Kyoto moss is great, use a crap load of the spore though if you want it to grow in lush. i'd say 1-2 packs per square foot minimum. Sometimes it takes awhile to get started, but once going really takes off usually.

Also the lil fly traps and carnivourous plants that lowes, walmart or home depot sells often contain a lil moss growing in there with them and i've found that moss will survive in the vivarium also. But u only get a little of it. Put it in a grow out tank and harvest it as needed once it takes hold...infact its a good idea to have atleast one grow out tank for mosses. 

When planting a new viv i usually dont have enough moss to do the whole thing, but from my grow out tank and other vivs i can scavenge small plugs to plant 1 inch or so apart, then they just all grow together and viola! 

My basic strategy with moss though to throw as many types in as i can find and let them fight it out for dominance....also some mosses will take hold where others wont, so that ensures better coverage and few if any dead zones. And then i throw ricca in there too! 

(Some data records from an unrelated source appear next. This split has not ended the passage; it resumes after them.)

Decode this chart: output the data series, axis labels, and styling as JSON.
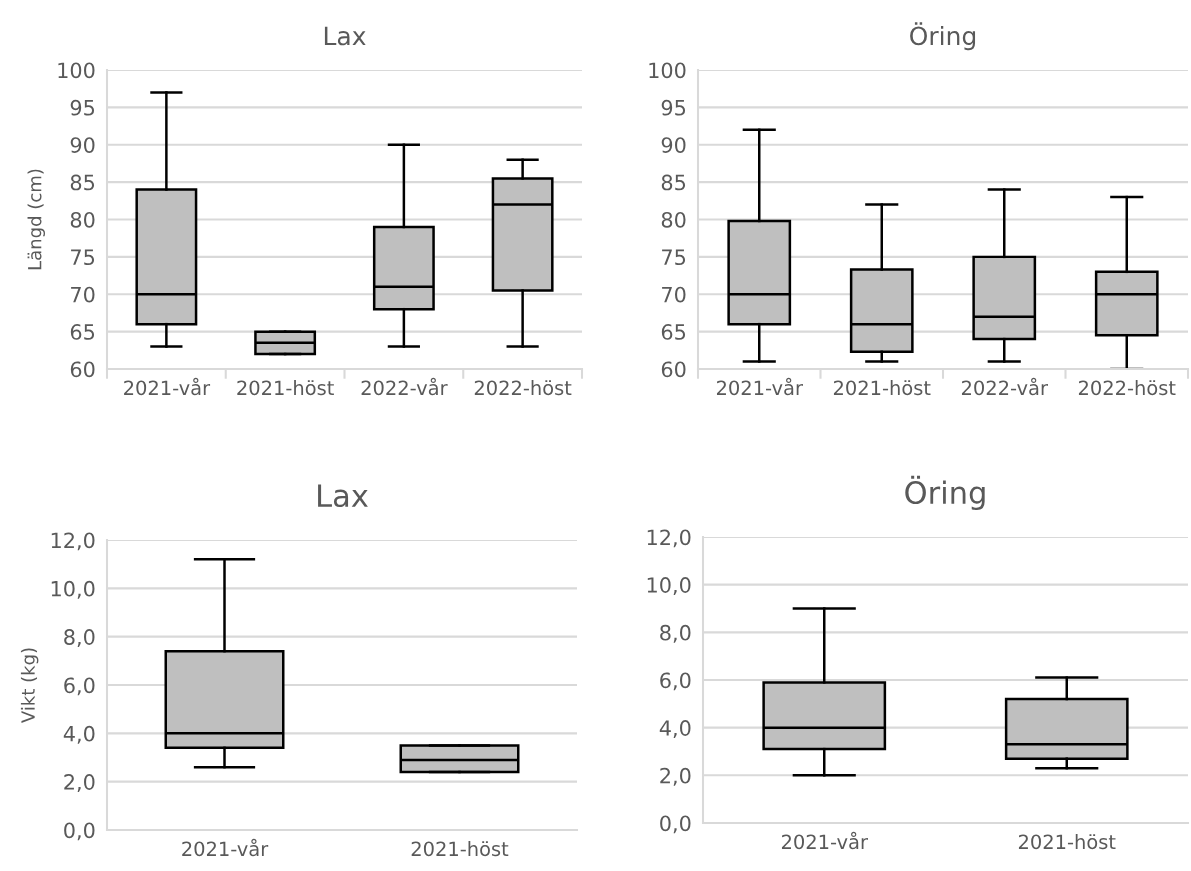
{
  "chart_data": [
    {
      "type": "box",
      "title": "Lax",
      "ylabel": "Längd (cm)",
      "categories": [
        "2021-vår",
        "2021-höst",
        "2022-vår",
        "2022-höst"
      ],
      "color": "#bfbfbf",
      "grid": "y",
      "ylim": [
        60,
        100
      ],
      "yticks": [
        60,
        65,
        70,
        75,
        80,
        85,
        90,
        95,
        100
      ],
      "boxes": [
        {
          "low": 63,
          "q1": 66,
          "median": 70,
          "q3": 84,
          "high": 97
        },
        {
          "low": 62,
          "q1": 62,
          "median": 63.5,
          "q3": 65,
          "high": 65
        },
        {
          "low": 63,
          "q1": 68,
          "median": 71,
          "q3": 79,
          "high": 90
        },
        {
          "low": 63,
          "q1": 70.5,
          "median": 82,
          "q3": 85.5,
          "high": 88
        }
      ]
    },
    {
      "type": "box",
      "title": "Öring",
      "categories": [
        "2021-vår",
        "2021-höst",
        "2022-vår",
        "2022-höst"
      ],
      "color": "#bfbfbf",
      "grid": "y",
      "ylim": [
        60,
        100
      ],
      "yticks": [
        60,
        65,
        70,
        75,
        80,
        85,
        90,
        95,
        100
      ],
      "boxes": [
        {
          "low": 61,
          "q1": 66,
          "median": 70,
          "q3": 79.8,
          "high": 92
        },
        {
          "low": 61,
          "q1": 62.3,
          "median": 66,
          "q3": 73.3,
          "high": 82
        },
        {
          "low": 61,
          "q1": 64,
          "median": 67,
          "q3": 75,
          "high": 84
        },
        {
          "low": 60,
          "q1": 64.5,
          "median": 70,
          "q3": 73,
          "high": 83
        }
      ]
    },
    {
      "type": "box",
      "title": "Lax",
      "ylabel": "Vikt (kg)",
      "categories": [
        "2021-vår",
        "2021-höst"
      ],
      "color": "#bfbfbf",
      "grid": "y",
      "ylim": [
        0,
        12
      ],
      "yticks": [
        {
          "value": 0,
          "label": "0,0"
        },
        {
          "value": 2,
          "label": "2,0"
        },
        {
          "value": 4,
          "label": "4,0"
        },
        {
          "value": 6,
          "label": "6,0"
        },
        {
          "value": 8,
          "label": "8,0"
        },
        {
          "value": 10,
          "label": "10,0"
        },
        {
          "value": 12,
          "label": "12,0"
        }
      ],
      "boxes": [
        {
          "low": 2.6,
          "q1": 3.4,
          "median": 4.0,
          "q3": 7.4,
          "high": 11.2
        },
        {
          "low": 2.4,
          "q1": 2.4,
          "median": 2.9,
          "q3": 3.5,
          "high": 3.5
        }
      ]
    },
    {
      "type": "box",
      "title": "Öring",
      "categories": [
        "2021-vår",
        "2021-höst"
      ],
      "color": "#bfbfbf",
      "grid": "y",
      "ylim": [
        0,
        12
      ],
      "yticks": [
        {
          "value": 0,
          "label": "0,0"
        },
        {
          "value": 2,
          "label": "2,0"
        },
        {
          "value": 4,
          "label": "4,0"
        },
        {
          "value": 6,
          "label": "6,0"
        },
        {
          "value": 8,
          "label": "8,0"
        },
        {
          "value": 10,
          "label": "10,0"
        },
        {
          "value": 12,
          "label": "12,0"
        }
      ],
      "boxes": [
        {
          "low": 2.0,
          "q1": 3.1,
          "median": 4.0,
          "q3": 5.9,
          "high": 9.0
        },
        {
          "low": 2.3,
          "q1": 2.7,
          "median": 3.3,
          "q3": 5.2,
          "high": 6.1
        }
      ]
    }
  ]
}
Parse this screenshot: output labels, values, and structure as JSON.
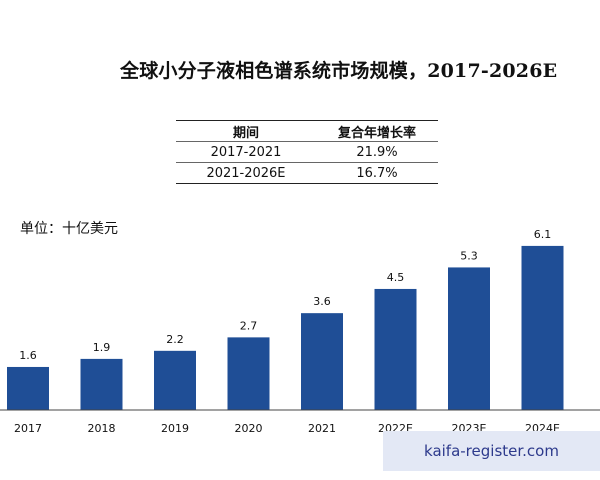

oh and dont pull dead mosses...they tend to work well as a substrate for new mosses, maybe just dust them with some peat and wet it before adding a new moss. And like i said they tend to come back sometimes so another reason not to pull them.

Keep an eye out for orchids also that have live moss planted as a base, i found one once and the moss was awsome for the viv. oh and live spaghnum moss is good too.

i looked at that ebay link but it was expired if it is the same as this one...Live Moss, 1 lb box, great for Outdoors or Terrariums - eBay (item 110292760157 end time Jan-22-09 11:35:36 PST)

Then it looks like the seller is in Georgia, and i'd say its likely that Georgia mosses would have a high chance of working in a viv.

And hey leaf litter is awsome too...if mosses arent working for you. I cant give up my moss lawn though, love it to much. so since the back of my tanks are usually heavily planted i stuff all kinds of dead plant matter and leaves back there, that way i get the best of both worlds. 

Plus i think its smart to remove as little plant material as possible from a mostly closed system like a viv. Your plants and animals will be better for it and your viv will last much longer. if i dont like a plant, or after pruning i'll let the cut or pulled plants dry out then stuff the dead matter back into the viv out of sight so some of the nutrients go back in...like compost basically.

good luck.


----------



## ggazonas (May 11, 2008)

jubjub47 said:


> You need to use a tropical moss. Moss found in your backyard or that sellers backyard is not likely going to take hold in the tropical conditions in your vivarium. The popular mosses that are used most are Java, Riccia and Kyoto. Java moss can be bought at most fish stores as an underwater moss. It will eventually begin to grow terrestrially if given enough light and misting. Riccia is actually not a moss, but grows like a moss and requires the same care as java for the most part.



Anything else will die after a few mos or so. Also those types of outdoor grown mosses may contain fertilizers or insecticides that may be harmful to the frogs. So you have to be very careful. I would only go with the ones suggested above, and purchase them form a frogger. Quite a few people in here sell those types, at least the riccia and java.


----------